Personal information
- Born: April 5, 1987 (age 39) Chicago, Illinois, U.S.
- Height: 5 ft 9 in (1.75 m)
- Weight: 170 lb (77 kg; 12 st)
- Sporting nationality: United States
- Residence: Bellevue, Washington, U.S.
- Spouse: Christine Lee (m. 2005)
- Children: 2

Career
- College: University of Washington
- Turned professional: 2010
- Former tours: PGA Tour Web.com Tour

Best results in major championships
- Masters Tournament: DNP
- PGA Championship: DNP
- U.S. Open: CUT: 2015, 2019
- The Open Championship: DNP

= Richard H. Lee (golfer) =

American professional golfer (born 1987)

Richard Lee (born April 5, 1987) is an American professional golfer who has played on the PGA Tour and the Web.com Tour.

==Career==
Lee turned professional after graduating from the University of Washington in 2010, and missed out by one shot on obtaining a card for the PGA Tour at that winter's qualifying school. The result did entitle him to play on the Nationwide Tour in 2011, where he finished 37th on the money list thanks largely to a runner-up finish at the Mexico Open. Lee returned to the qualifying school that winter and was successful in earning a PGA Tour card for the first time, going five-under-par for his final five holes to qualify with a shot to spare.

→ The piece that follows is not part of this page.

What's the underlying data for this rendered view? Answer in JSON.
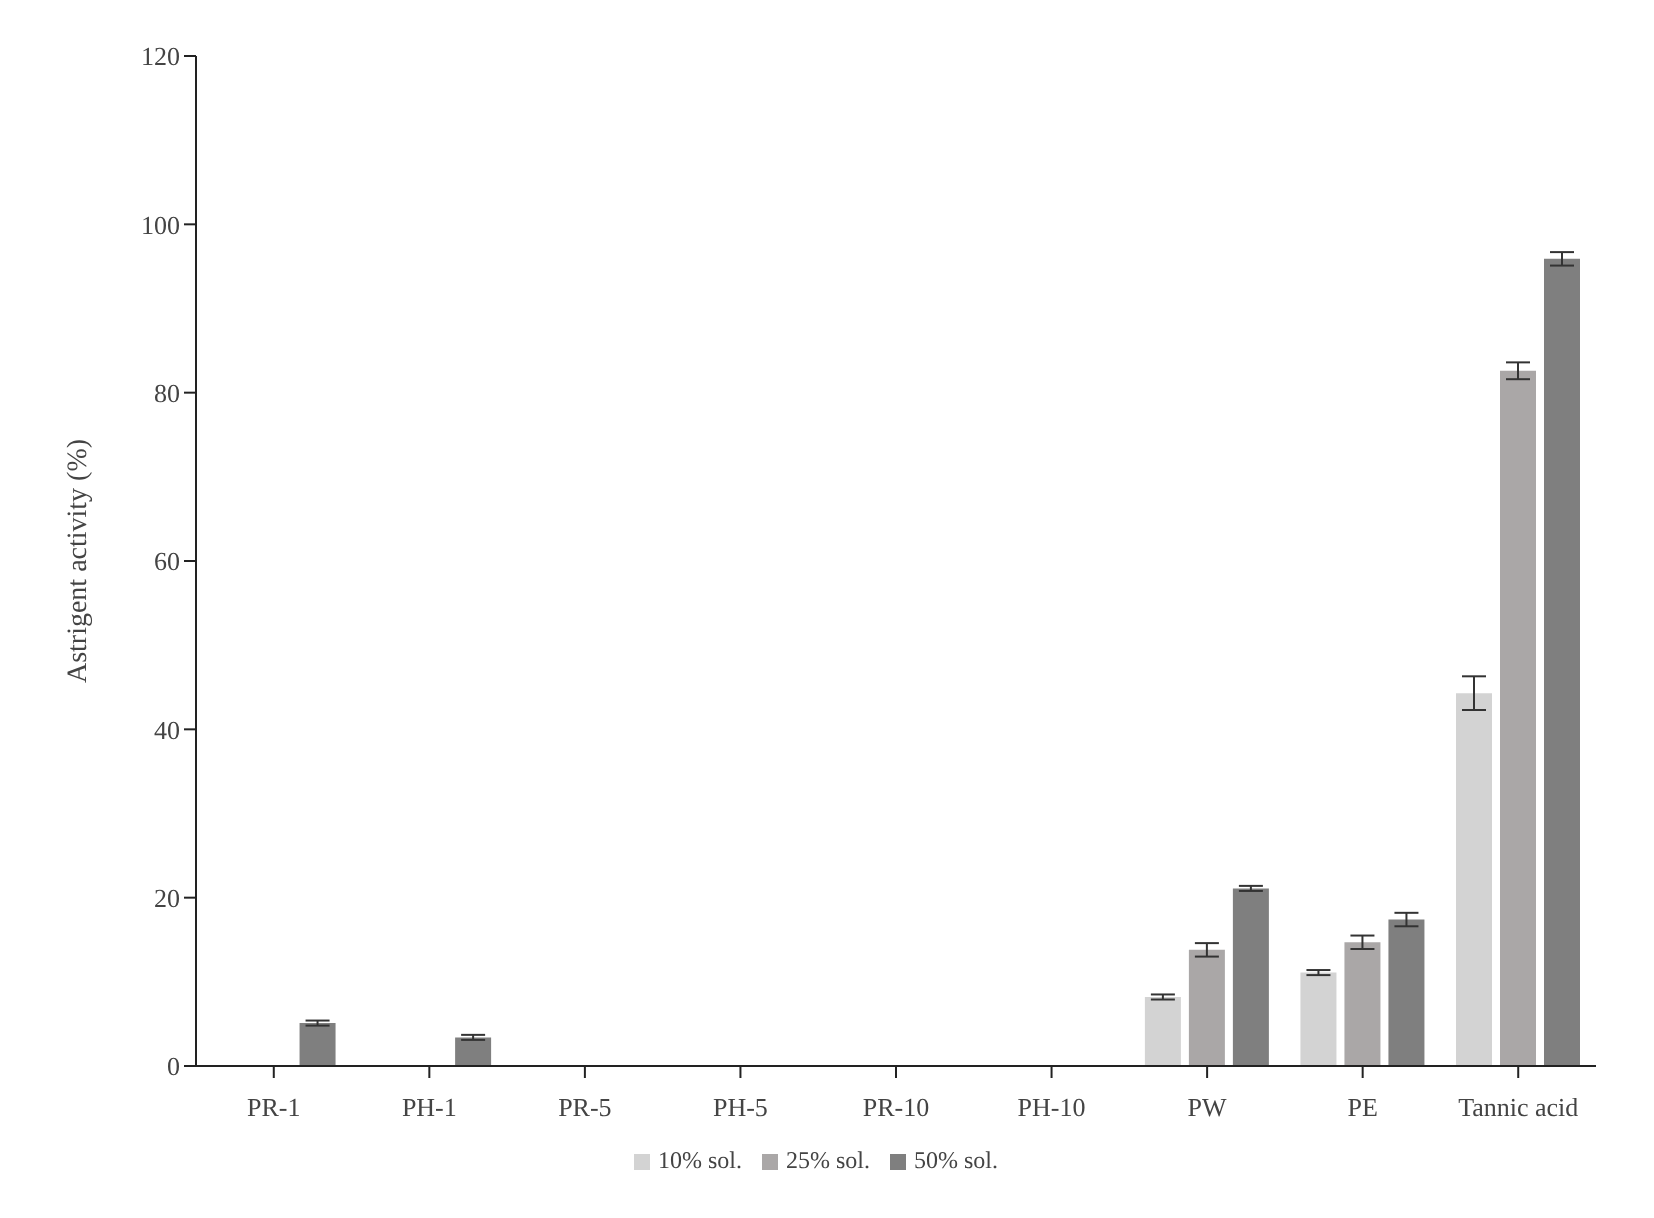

Lee's debut season on tour proved a difficult one, finishing well outside the top 125 earners who automatically retain their playing rights. However, he showed signs of late-season form when finishing T6th at the Justin Timberlake Shriners Hospitals for Children Open in October, his best tour finish, and this form continued to a third visit to qualifying school. Lee finished T4 on his return to the event to secure a second year on the main tour.

==Personal life==
Lee married at the age of 18 to Christine Jang, 19, and became a father the following year; he combined his family life with a college golf career at the University of Washington.